I then had an appointment with my doctor down at the James and his recommendation was to discontinue maintenance therapy. He feels my quality of life would not be good! I would be susceptible to catching something that could kill me. He also said there is no proof that 5 mg does any good. I find this interesting after seeing other people on that dose. I guess after the ASCT my body has changed. I have confidence in my doctor and would rather feel great and be able to live my life until the inevitable relapse. That is the scary part, but something I know I have to deal with.
Wishing you all the best.
Sherry
Hi Sherry - I have really just started maintenance therapy. It was delayed due to a rash that I got when I initially started.

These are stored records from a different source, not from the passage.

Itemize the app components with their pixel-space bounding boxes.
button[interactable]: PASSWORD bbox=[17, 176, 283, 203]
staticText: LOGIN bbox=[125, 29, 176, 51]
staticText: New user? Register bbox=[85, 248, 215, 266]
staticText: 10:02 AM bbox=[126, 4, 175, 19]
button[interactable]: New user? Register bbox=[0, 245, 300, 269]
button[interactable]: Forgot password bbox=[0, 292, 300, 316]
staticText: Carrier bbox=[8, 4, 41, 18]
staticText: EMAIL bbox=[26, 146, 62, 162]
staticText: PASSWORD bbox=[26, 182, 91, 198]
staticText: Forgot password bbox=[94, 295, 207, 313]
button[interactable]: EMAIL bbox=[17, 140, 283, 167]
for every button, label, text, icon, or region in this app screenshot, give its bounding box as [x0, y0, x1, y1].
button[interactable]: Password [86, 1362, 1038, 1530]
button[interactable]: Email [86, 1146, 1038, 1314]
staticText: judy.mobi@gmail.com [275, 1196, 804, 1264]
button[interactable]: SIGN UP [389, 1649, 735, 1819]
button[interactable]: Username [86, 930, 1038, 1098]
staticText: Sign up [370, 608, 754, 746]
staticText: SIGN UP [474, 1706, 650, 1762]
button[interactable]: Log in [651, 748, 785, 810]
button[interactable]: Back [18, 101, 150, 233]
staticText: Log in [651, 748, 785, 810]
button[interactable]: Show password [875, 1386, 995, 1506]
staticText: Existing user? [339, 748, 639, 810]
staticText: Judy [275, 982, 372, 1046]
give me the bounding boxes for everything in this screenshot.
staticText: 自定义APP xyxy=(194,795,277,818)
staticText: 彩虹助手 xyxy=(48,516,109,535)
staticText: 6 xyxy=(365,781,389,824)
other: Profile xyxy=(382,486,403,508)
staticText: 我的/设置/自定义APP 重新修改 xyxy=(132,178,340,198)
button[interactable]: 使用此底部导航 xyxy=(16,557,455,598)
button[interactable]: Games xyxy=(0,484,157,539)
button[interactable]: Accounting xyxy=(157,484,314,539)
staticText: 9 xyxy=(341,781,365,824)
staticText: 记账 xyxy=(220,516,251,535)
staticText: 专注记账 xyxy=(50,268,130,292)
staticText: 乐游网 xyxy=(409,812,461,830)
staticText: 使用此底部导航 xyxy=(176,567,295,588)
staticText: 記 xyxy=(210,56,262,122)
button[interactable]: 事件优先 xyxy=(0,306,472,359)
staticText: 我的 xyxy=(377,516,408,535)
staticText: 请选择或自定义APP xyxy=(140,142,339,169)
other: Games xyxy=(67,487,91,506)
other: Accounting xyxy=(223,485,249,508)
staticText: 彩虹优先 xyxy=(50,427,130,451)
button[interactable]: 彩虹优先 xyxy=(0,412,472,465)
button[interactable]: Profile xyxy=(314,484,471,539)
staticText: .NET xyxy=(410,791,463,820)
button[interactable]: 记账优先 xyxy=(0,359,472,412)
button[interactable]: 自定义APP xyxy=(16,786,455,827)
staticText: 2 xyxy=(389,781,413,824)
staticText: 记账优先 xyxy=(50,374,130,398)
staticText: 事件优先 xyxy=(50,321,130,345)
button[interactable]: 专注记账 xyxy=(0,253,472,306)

I am on 10 mg also and have found I am not tolerating it anywhere near as well as during induction therapy, where I had no issue at all. Neuropathy has intensified to the point that at times it keeps me up at night and I have had regular bouts with fatigue. Like you, I attribute this to the changes that have occurred in my body since the ASCT. I have not had any blood work done since starting and my next appointment isn't until early June.
I hope your family is doing well and things get better for you!